1

i use the following regex to extract values that appear before certain units:

([.\d]+)\s*(?:kg|gr|g)

What i want, is to include the unit of that specific value for example from this string :

"some text 5kg another text 3 g more text 11.5gr end"

i should be getting :

["5kg", "3 g", "11.5gr"]

can't wrap my head on how to modify the above expression to get the wanted result. Thank you.

oussama
  • 63
  • 6
  • Which group are you looking at? Group 0 or group 1? – Nick ODell Nov 16 '22 at 23:49
  • You already have the match, see https://regex101.com/r/1IPomV/1 But re.findall returns only the capture group values.
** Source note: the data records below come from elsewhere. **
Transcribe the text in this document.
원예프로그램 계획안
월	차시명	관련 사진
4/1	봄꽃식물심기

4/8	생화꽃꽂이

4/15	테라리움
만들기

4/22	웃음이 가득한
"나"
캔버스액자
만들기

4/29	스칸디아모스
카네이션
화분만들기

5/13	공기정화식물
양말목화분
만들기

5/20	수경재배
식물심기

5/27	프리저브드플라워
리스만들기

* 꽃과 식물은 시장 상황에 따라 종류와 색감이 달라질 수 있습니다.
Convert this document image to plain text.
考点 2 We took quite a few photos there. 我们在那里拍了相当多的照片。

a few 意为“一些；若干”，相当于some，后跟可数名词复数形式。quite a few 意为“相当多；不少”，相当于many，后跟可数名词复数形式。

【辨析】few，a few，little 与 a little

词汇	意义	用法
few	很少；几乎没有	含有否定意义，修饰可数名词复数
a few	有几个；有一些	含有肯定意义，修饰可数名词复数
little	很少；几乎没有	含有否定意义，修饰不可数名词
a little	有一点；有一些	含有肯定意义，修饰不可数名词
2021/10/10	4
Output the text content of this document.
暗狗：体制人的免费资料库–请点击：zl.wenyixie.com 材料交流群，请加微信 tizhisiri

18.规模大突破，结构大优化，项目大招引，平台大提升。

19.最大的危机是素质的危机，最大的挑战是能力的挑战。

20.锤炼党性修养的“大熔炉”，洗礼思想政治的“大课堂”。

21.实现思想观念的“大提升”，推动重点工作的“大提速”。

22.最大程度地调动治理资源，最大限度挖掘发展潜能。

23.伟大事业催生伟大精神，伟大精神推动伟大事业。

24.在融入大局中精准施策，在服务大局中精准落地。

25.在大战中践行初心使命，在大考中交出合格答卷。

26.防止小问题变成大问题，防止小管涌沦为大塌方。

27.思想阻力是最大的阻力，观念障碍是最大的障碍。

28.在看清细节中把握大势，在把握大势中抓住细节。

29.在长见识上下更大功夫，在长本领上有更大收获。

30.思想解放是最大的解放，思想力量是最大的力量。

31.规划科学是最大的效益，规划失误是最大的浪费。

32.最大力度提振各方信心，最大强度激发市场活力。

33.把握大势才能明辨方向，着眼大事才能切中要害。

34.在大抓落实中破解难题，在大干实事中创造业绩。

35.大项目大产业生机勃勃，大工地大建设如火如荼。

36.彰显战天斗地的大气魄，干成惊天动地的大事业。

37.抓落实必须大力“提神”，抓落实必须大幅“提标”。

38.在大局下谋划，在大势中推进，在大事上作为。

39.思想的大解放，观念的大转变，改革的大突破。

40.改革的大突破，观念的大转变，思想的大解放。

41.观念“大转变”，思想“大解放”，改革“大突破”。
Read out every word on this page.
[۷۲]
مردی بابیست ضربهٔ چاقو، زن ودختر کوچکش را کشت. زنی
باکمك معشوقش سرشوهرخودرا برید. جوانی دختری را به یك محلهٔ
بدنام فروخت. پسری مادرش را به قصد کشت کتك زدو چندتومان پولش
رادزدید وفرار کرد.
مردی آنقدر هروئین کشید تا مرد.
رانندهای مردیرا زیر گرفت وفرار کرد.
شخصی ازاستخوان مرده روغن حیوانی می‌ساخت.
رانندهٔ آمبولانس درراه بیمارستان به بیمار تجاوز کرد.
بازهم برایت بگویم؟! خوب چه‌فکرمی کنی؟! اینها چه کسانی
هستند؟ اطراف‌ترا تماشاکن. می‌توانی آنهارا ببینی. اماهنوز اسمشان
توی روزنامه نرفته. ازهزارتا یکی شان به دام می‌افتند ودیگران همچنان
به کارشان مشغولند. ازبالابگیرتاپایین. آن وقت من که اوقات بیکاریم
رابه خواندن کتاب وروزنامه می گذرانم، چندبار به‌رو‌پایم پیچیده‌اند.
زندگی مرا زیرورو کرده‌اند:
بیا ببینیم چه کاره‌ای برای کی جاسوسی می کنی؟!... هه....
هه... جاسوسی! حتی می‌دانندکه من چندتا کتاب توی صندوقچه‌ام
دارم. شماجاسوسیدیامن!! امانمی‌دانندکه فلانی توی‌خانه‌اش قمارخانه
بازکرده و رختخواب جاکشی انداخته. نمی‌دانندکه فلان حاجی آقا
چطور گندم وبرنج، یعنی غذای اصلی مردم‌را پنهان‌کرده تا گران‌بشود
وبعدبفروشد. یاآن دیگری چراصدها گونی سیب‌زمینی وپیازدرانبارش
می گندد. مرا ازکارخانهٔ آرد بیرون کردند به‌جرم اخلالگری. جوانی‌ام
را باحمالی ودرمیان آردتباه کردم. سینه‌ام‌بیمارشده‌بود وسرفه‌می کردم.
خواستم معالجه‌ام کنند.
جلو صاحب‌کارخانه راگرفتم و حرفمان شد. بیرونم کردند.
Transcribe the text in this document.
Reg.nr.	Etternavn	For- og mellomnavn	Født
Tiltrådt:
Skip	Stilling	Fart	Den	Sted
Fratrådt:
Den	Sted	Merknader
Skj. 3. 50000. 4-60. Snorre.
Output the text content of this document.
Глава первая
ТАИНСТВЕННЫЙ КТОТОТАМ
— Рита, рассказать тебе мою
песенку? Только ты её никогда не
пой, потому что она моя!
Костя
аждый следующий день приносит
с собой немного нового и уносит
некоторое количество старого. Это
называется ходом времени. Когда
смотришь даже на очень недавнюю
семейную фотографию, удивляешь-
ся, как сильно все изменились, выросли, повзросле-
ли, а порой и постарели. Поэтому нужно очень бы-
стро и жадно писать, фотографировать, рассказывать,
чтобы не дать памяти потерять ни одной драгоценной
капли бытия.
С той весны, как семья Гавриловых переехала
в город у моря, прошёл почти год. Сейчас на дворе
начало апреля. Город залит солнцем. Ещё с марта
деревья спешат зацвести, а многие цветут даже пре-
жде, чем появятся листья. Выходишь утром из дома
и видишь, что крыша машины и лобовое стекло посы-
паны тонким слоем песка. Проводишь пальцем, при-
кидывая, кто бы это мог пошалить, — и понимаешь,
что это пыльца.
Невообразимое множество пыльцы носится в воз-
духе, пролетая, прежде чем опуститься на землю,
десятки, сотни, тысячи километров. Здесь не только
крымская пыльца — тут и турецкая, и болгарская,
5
See [re.findall behaves weird](https://stackoverflow.com/questions/31915018/re-findall-behaves-weird) – The fourth bird Nov 17 '22 at 00:02

2 Answers2

2
import re

p = re.compile('(?<!\d|\.)\d+(?:\.\d+)?\s*?(?:gr|kg|g)(?!\w)')
print(p.findall("some text 5kg another text 3 g more text 11.5gr end"))
Ricardo
  • 691
  • 3
  • 11
1

Other solution (regex demo):

(?i)\b\d+\.?\d*\s*(?:kg|gr?)\b
  • (?i) - case insensitive
  • \b - word boundary
    • \d+\.?\d* - match the amount
    • \s* - any number of spaces
    • (?:kg|gr?) - match kg, g or gr
  • \b - word boundary

import re

p = re.compile(r"(?i)\b\d+\.?\d*\s*(?:kg|gr?)\b")
print(p.findall("some text 5kg another text 3 g more text 11.5gr end"))

Prints:

['5kg', '3 g', '11.5gr']
Andrej Kesely
  • 168,389
  • 15
  • 48
  • 91